It's that time of the year where the fishing doldrums start, particularly for freshwater anglers. Some call it 'cabin fever', where the rain never seems to want to stop or the wind blows cold. For many, myself included,it's a great time to while away some time normally spent fishing, by cleaning up fishing gear and fitting new hooks to lures and so forth.

I mention it every year, but maintenance of fishing gear is important as there will come a time when that fish of a lifetime could be lost all because of a dicky knot or chapped line of broken rod tips. I have some rods that are quite old and they still serve me well and I'm sure a lot of older anglers can relate in that some older rods are worth looking after. I was always taught to maintain or look after your equipment from an early age and continue to do this to this present time. Wipe your rods down with a good cleaning or waterproofing agent, I use Iinox and even do my reels with this product as well.

Fishing line if catgut as it was known should be replaced or at least rotated on reels but also check braid as it can fluff or nick.
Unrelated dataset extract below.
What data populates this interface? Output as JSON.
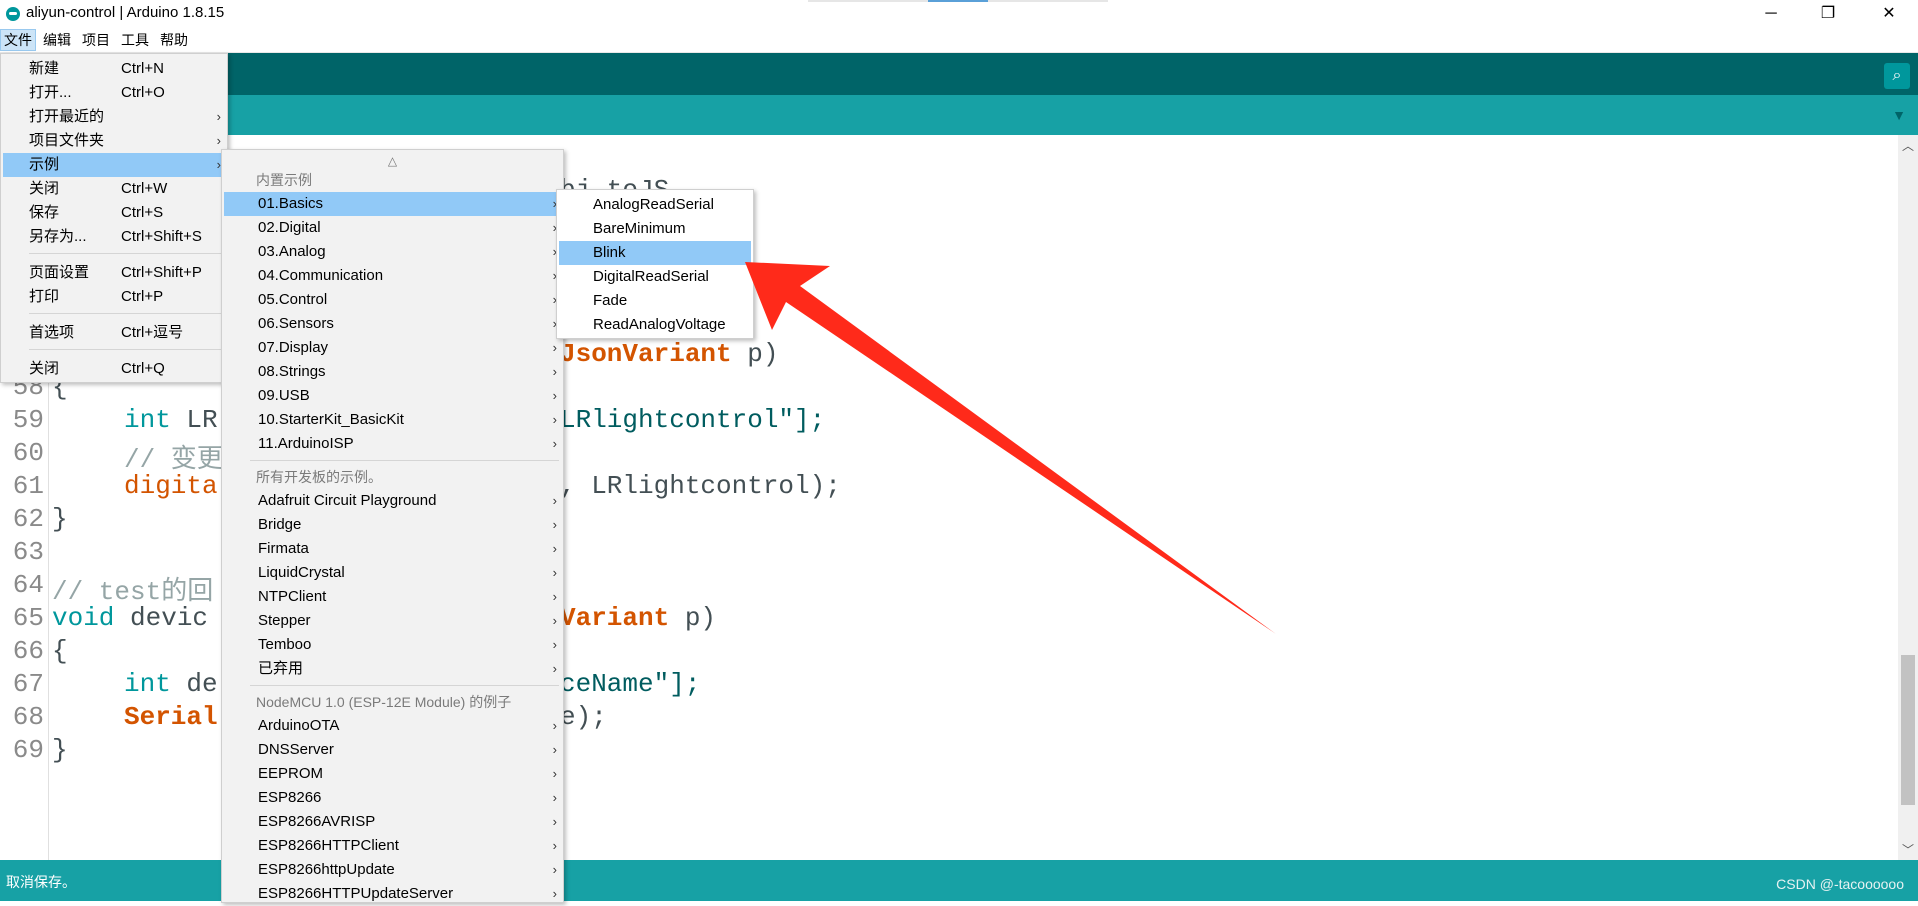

Check ferrules on rods and replace any that are damaged as they can destroy line, especially if you are playing a fish. With lures, check hook points and if needed sharpen with a small hook file or replace with new hooks. Just remember that chemically sharpened hooks are etched to get the sharpness and can be quite brittle on the points. Whilst they are very sharp, they can break or snap on the point. Some have asked what to do with waders that leak. This depends on the material, I still only use PVC thigh waders as they tend to limit what depth I can go to, especially in cold, winter water. Chest waders with pinholes can be patched with tyre patches, just get someone to hold a torch inside in the dark to find pinholes. If that doesn't work, fill the waders with water and look for leaks.

Neoprene's are not my speciality, but I'm sure tackle stores or agents who sell neoprene waders would be able to help. One aspect of boating that is often overlooked is the maintenance of life jackets; the older models should be thrown as they will no longer be able to be used soon.

Did you know that an approved life jacket / personal flotation device (PFD) must be provided for each person on board? It is compulsory to wear a life jacket in any recreational motor boat or motor-propelled tender that is less than six (6) metres in length whilst under power. It is also compulsory for children under the age of 12 years to wear a life jacket in a recreational motor boat or motor-propelled tender of any length while under power.

A life jacket does not need to be worn within a deckhouse, cabin or secure enclosed space. A life jacket is also compulsory in a lightweight craft which includes kayaks, canoes, stand-up paddle boards, dinghies (tenders). Your jacket must comply with Australian standards AS4758. Your jacket must comply by the year 202o.

Don't try to dispose of your jackets on the Internet sale sites, as they are no good, especially to others if they don't comply with the new standard. Fish are biting in Browns River, particularly bream and there are lots of small garfish present. As for the escaped Atlantic salmon, they have copped a hiding at McGee's Bridge and seem to have moved on. I did hear of some being taken at Kingston and again at Cremorne recently. I'd be trying places where fresh water runs into the brine.